- Born: Fatimata Gandigui Mariko 1964 (age 61–62)
- Citizenship: Niger
- Occupation: Singer

= Fati Mariko =

Nigerien singer

Fatimata Gandigui Mariko, better known as Fati Mariko (born 1964), is a Nigerien singer. Her first hit record was as the singer for the band Marhaba.

==Life==
Mariko received her education in Niamey and Bougouni and developed her typing skills before becoming a musician. Her hit song "Djana-Djana", produced with the group Marhaba and released in 1986, brought her first fame. Mariko has sustained her career as a singer for many decades, sometimes partnering with male stars and hip-hop groups in her productions. Her music is mainly derived from Zarma-Songhay ritual and folk music. She is known for combining tradition with modern influences. One of her songs was a suggestion by a local hospital. It was written about Niamey's National Hospital and the song invites people to support the "Hôpital".

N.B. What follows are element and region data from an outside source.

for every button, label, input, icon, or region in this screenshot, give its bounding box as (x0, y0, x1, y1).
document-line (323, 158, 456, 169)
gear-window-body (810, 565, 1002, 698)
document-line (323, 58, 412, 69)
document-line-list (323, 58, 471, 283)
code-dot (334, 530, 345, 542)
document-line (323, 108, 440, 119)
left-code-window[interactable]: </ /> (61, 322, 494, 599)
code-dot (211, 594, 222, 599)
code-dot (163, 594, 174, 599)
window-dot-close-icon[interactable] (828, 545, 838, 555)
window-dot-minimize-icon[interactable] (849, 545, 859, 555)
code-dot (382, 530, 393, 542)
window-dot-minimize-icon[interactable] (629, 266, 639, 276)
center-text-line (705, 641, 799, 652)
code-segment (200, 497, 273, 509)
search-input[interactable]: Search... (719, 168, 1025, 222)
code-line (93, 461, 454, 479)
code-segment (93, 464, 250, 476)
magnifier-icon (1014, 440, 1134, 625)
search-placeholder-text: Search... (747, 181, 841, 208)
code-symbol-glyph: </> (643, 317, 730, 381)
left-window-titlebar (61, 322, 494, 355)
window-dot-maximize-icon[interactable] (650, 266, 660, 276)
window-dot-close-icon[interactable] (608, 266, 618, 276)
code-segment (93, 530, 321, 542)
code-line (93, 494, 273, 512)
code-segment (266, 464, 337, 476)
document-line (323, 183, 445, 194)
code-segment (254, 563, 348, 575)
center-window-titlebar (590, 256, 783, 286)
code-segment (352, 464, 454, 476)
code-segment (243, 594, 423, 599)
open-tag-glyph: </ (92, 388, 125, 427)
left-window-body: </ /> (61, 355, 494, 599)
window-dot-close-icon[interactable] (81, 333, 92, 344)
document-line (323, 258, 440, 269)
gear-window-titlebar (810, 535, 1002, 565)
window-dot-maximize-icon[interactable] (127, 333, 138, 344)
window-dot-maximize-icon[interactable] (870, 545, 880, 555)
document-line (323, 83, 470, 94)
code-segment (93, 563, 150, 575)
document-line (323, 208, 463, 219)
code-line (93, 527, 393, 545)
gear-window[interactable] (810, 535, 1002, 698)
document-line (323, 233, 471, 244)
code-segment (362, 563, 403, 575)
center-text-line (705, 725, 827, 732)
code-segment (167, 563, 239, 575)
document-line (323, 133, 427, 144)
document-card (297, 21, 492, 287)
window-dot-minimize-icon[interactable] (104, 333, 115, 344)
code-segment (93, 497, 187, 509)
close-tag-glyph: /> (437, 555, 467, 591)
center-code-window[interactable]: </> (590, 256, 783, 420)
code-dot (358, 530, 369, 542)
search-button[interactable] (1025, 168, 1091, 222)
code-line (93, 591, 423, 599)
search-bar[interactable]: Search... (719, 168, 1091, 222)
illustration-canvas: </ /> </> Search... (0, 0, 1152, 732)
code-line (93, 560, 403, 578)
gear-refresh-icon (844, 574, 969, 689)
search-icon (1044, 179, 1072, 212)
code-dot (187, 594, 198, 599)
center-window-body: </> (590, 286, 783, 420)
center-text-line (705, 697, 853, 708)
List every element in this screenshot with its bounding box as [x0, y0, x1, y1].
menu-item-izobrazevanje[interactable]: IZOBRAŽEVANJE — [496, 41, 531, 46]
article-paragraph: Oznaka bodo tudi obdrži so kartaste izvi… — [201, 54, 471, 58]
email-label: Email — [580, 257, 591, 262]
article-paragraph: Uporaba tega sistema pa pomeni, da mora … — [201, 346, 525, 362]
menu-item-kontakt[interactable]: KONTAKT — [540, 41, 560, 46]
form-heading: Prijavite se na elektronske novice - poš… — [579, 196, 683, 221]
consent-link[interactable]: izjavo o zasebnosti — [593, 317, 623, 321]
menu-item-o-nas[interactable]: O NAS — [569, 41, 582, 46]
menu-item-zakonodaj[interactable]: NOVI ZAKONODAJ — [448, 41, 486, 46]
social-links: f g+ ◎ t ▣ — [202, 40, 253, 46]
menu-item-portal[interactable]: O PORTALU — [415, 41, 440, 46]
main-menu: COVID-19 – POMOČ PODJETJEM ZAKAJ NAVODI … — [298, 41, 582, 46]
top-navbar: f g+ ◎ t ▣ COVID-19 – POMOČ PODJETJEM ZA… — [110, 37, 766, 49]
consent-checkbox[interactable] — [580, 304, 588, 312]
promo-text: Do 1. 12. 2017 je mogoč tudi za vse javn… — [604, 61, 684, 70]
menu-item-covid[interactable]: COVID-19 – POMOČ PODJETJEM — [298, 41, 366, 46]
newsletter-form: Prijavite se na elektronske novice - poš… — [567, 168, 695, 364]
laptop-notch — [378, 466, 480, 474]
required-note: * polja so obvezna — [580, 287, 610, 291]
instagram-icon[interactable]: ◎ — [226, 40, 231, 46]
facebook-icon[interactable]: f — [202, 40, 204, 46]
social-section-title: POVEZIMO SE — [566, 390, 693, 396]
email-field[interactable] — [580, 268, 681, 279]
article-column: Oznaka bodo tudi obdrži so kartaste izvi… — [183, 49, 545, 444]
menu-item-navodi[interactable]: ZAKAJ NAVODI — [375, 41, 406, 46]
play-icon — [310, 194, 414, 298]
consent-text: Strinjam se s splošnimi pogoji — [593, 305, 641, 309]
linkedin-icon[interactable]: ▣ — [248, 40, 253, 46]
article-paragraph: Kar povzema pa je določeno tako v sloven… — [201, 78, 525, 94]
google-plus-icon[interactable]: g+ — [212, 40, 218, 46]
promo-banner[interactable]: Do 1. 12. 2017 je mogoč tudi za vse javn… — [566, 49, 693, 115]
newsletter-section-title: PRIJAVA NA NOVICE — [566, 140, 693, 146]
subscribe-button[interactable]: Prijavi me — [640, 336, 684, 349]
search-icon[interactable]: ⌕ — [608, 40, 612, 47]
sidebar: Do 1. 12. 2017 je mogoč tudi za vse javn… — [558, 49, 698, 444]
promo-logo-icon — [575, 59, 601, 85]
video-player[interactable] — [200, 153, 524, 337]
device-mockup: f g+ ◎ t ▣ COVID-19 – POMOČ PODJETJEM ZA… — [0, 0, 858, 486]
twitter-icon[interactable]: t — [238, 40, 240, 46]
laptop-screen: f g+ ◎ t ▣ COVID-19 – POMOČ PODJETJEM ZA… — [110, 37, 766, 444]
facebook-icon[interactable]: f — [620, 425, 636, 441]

She sings in French and in various native languages of Niger, including Hausa, Djerma, and Fula. Her albums include Issa Haro and Inch Allah.

In 2024 she was employed by the Italian embassy in Niger to help them celebrate the 40th anniversary of their Keita project which is an Italian-Nigerian cooperation. Mariko sang in French but with a number of songs well known in Italian.